Almost every executive presentation I’ve seen recently contains the same sentence: “We need to do something with AI.” What’s rarely mentioned alongside it is the problem it’s supposed to solve. The order is backwards. First comes the desire for AI, then the search for a task that fits it. Many even openly admit what triggered this: at the last conference, everyone was saying they were already using AI.
This pattern has a name. The fear of missing out, known in research as FOMO, has been well studied. It refers to the worry of being excluded from others’ rewarding experiences. It drives us to act simply because others are doing so. We don’t need a problem of our own for this to happen. In our private lives, it drives us to every party, for fear of missing THE one where something important is happening. The same force is at work in business. When AI is the talk of every conference, we feel that waiting on the sidelines means falling behind.
What happens next often follows the same pattern. A working group is set up, a budget is allocated, and a supplier is sought. Then the search begins for a use case that fits the technology, which has long since been decided upon. The end result is a pilot project that solves a problem nobody had asked for in the first place.
It’s as if we bought a microscope simply because everyone else had one, and then went looking for nails we could hammer in with it. And a tool that has to search for its own problem rarely finds the right one.

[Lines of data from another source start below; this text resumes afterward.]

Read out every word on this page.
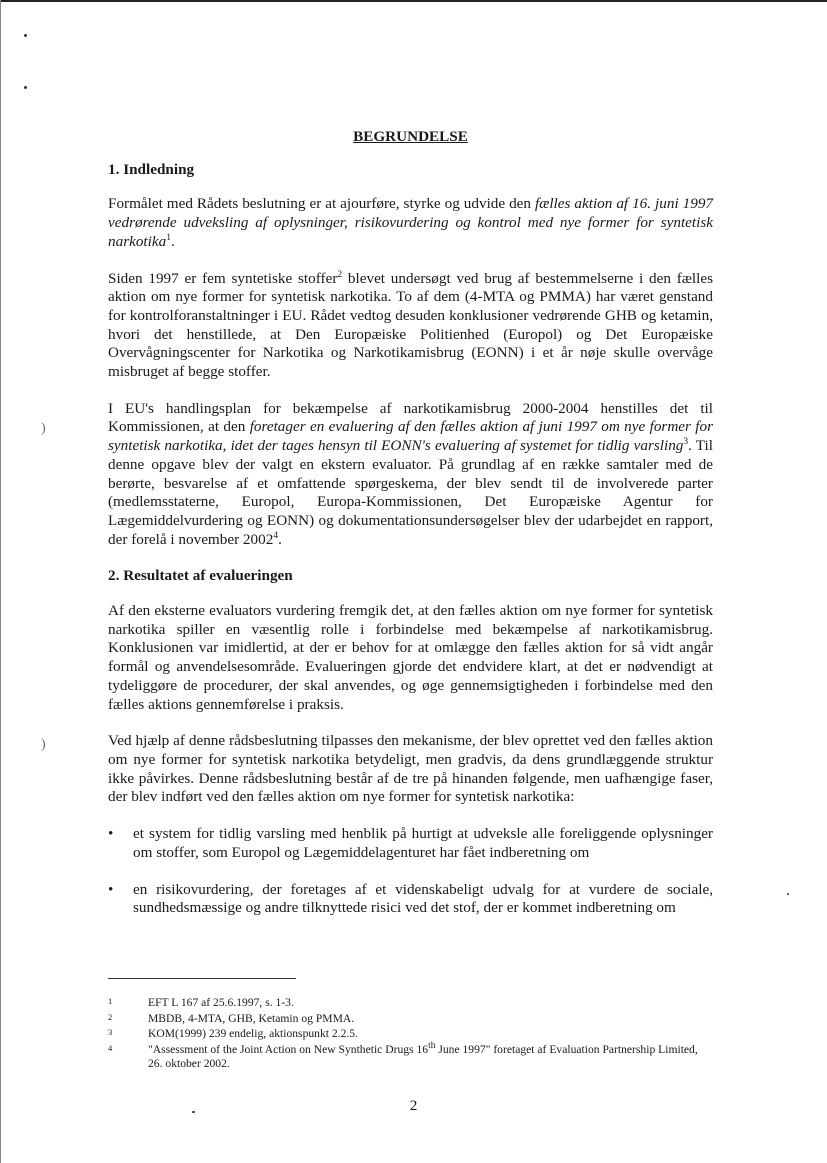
)
)
BEGRUNDELSE
1. Indledning

Formålet med Rådets beslutning er at ajourføre, styrke og udvide den fælles aktion af 16. juni 1997 vedrørende udveksling af oplysninger, risikovurdering og kontrol med nye former for syntetisk narkotika$^1$.

Siden 1997 er fem syntetiske stoffer$^2$ blevet undersøgt ved brug af bestemmelserne i den fælles aktion om nye former for syntetisk narkotika. To af dem (4-MTA og PMMA) har været genstand for kontrolforanstaltninger i EU. Rådet vedtog desuden konklusioner vedrørende GHB og ketamin, hvori det henstillede, at Den Europæiske Politienhed (Europol) og Det Europæiske Overvågningscenter for Narkotika og Narkotikamisbrug (EONN) i et år nøje skulle overvåge misbruget af begge stoffer.

I EU's handlingsplan for bekæmpelse af narkotikamisbrug 2000-2004 henstilles det til Kommissionen, at den foretager en evaluering af den fælles aktion af juni 1997 om nye former for syntetisk narkotika, idet der tages hensyn til EONN's evaluering af systemet for tidlig varsling$^3$. Til denne opgave blev der valgt en ekstern evaluator. På grundlag af en række samtaler med de berørte, besvarelse af et omfattende spørgeskema, der blev sendt til de involverede parter (medlemsstaterne, Europol, Europa-Kommissionen, Det Europæiske Agentur for Lægemiddelvurdering og EONN) og dokumentationsundersøgelser blev der udarbejdet en rapport, der forelå i november 2002$^4$.

2. Resultatet af evalueringen

Af den eksterne evaluators vurdering fremgik det, at den fælles aktion om nye former for syntetisk narkotika spiller en væsentlig rolle i forbindelse med bekæmpelse af narkotikamisbrug. Konklusionen var imidlertid, at der er behov for at omlægge den fælles aktion for så vidt angår formål og anvendelsesområde. Evalueringen gjorde det endvidere klart, at det er nødvendigt at tydeliggøre de procedurer, der skal anvendes, og øge gennemsigtigheden i forbindelse med den fælles aktions gennemførelse i praksis.

Ved hjælp af denne rådsbeslutning tilpasses den mekanisme, der blev oprettet ved den fælles aktion om nye former for syntetisk narkotika betydeligt, men gradvis, da dens grundlæggende struktur ikke påvirkes. Denne rådsbeslutning består af de tre på hinanden følgende, men uafhængige faser, der blev indført ved den fælles aktion om nye former for syntetisk narkotika:

• et system for tidlig varsling med henblik på hurtigt at udveksle alle foreliggende oplysninger om stoffer, som Europol og Lægemiddelagenturet har fået indberetning om
• en risikovurdering, der foretages af et videnskabeligt udvalg for at vurdere de sociale, sundhedsmæssige og andre tilknyttede risici ved det stof, der er kommet indberetning om
1	EFT L 167 af 25.6.1997, s. 1-3.
2	MBDB, 4-MTA, GHB, Ketamin og PMMA.
3	KOM(1999) 239 endelig, aktionspunkt 2.2.5.
4	"Assessment of the Joint Action on New Synthetic Drugs 16th June 1997" foretaget af Evaluation Partnership Limited, 26. oktober 2002.
2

This comes at a cost. Resources and attention are poured into the tool, whilst the underlying issues remain unaddressed. And when the pilot project then fails to deliver as promised, someone concludes: ‘AI is a waste of time after all.’ As a result, the initial hype turns into its opposite. In both cases, no one has looked at the problem itself.
AI is just one tool among many
Generative AI is a powerful and impressive tool. But it is just one of many. Only the process itself will reveal which one is right for the job.
Sometimes the best solution is to remove a step. In one case, customer service staff had to get every goodwill credit approved by their team leader, no matter how small. A simple rule change was enough to eliminate 90% of these approvals: approval was only required for amounts of 50 euros or more. This is both the simplest and the most difficult solution, because omitting a step requires courage, but is inexpensive to implement.
Often, a process belongs in the transaction system because the procedure is clearly defined. If someone moves into a flat and the previous tenant has not deregistered, the municipal utility must request a handover report. This is an if-then rule and should be fully automated by the system. An AI add-on has no place here.
And sometimes AI is the right tool for the job. Reviewing and sorting customer complaints is one such case, as it involves language and judgement. Depending on how it is integrated with the systems, AI can even suggest the next step. Here, AI can be deployed to its full potential and fits perfectly into the process.
If, on the other hand, we start with ‘AI’, all these possibilities remain hidden from us because the solution is already fixed before the right questions have even been asked.
We’ve seen this kind of hype before with past trends. A few years ago, everything had to be RPA – those little robots that mimic human clicks. Today, the same tools are being given an ‘AI’ makeover so they sound up to date again. But the label doesn’t change the tool itself.
The problem comes first
The right tool stems from the problem itself. “Something involving AI” is merely a wish. The sensible question focuses on the specific process: where is the bottleneck? Only then can we say whether AI is the right fit, whether a simpler solution will suffice, or whether we’d be better off scrapping the idea altogether.
In one project, I realised that the greatest benefit didn’t actually lie in the tool itself. It lay in the questions that had to be discussed during implementation. Why do we make decisions this way? What do employees actually do in everyday life? Once we fully understood the process, half the solution became immediately apparent and didn’t require a new tool.
Finally
If the next slide in the board presentation says “do something with AI”, the honest question to ask is: what problem are we trying to solve? And sometimes, it is precisely this question that brings something uncomfortable to light. The process we wanted to improve with AI is itself broken. No tool can fix that.